<説教要旨>

「このことを信じるか」(4/25)

「わたしは復活であり、命である。わたしを信じる者は、死んでも生きる」

(ヨハネ福音書11章25節)

 人生において、それぞれ大小はあれど、様々な形で喪失の体験を人はします。大切な物、大切な場所、また大切な人など。それらを失ったときには、自らの一部が失われていくような、生きるための希望が失われていくような思いに駆られていきます。
 今回の聖書箇所ヨハネによる福音書11章17節からの所で登場するマルタとマリアもそのような喪失の出来事を眼前にして、悲しみの中にあります。病気であった兄弟ラザロを癒してもらうためにマルタとマリアはイエスのもとに人を送りますが、イエスが実際に来たのはラザロが「墓に葬られて既に四日もたって(17節)」からでした。イエスを迎えたマルタは「もしここにいてくださいましたら、わたしの兄弟は死ななかったでしょうに(21節)」とイエスに対して落胆の思いを吐露していきます。しかしイエスはこの「死に支配」され、落胆するマルタに対して、「私は復活であり、命である(25節)」と、また「わたしを信じる者は、死んでも生きる。生きていてわたしを信じる者はだれも、決して死ぬことはない(26節)」と宣言されます。そして「このことを信じるか」と問うていかれるのです。
 この「ラザロの復活」の物語は、ヨハネによる福音書の中で語られる七つの「しるし」の内、最後の七番目に語られる「しるし」です。このしるし物語の前にはイエスをユダヤ人が拒絶していく描写がなされ、後には「イエスを殺す計略」が配置されるように、イエスの十字架への道がまさに始まっていることがわかります。この場所に七番目の「しるし」として示されるのが「復活」の奇跡であり、これは、イエスの十字架での死とその後の「復活」の予型として語られている物語です。イエスはラザロの病気について、「この病気は死で終わるものではない。神の栄光のためである(4節)」と語られました。イエスがマルタとマリアのもとについたとき、そこにいる人々は大切な存在の死、喪失のために嘆き、悲しみ、「死にとらわれて」いました。しかしイエスは、この「死」に打ち勝ちラザロを「復活」させていきます。この「しるし」を通して、人々に「死は死で終わる事が無い」ということを知らされていくのです。
 喪失の体験というのは、それを前にしたとき、日常的な希望が打ち砕かれていきます。

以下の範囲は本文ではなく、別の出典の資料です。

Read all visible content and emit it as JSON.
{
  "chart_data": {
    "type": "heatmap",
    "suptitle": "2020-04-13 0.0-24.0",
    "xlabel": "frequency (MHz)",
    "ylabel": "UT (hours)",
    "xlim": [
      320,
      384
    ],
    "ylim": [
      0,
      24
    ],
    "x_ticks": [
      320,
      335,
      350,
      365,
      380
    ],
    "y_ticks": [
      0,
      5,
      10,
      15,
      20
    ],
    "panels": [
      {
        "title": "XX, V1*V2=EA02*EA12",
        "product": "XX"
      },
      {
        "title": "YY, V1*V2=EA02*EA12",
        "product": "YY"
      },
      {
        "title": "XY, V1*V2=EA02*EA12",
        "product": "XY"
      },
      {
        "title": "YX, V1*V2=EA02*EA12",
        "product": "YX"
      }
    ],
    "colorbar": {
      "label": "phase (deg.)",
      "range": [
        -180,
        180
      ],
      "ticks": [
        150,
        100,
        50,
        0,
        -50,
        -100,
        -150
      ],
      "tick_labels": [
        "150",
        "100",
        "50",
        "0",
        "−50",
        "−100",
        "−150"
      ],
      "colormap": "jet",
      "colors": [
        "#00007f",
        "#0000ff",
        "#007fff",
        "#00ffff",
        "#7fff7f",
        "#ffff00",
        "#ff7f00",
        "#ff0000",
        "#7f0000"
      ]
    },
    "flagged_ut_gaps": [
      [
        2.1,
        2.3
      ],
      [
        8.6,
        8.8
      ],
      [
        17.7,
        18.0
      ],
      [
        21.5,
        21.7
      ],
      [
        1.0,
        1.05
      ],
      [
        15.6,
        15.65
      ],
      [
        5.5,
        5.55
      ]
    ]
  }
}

しかしイエスはこの「死」に対して、力強く「わたしは復活であり、命である」と宣言してくださいます。そして「死が死で終わる事が無い」ということをこのラザロの復活の出来事を通して、また、ご自身の復活の出来事を通して示してくださるのです。それを知る私たちは、「このことを信じるか」とのイエスの問いかけに対して、希望を抱き、イエスに従っていく歩みをもって応えていきたいと思います。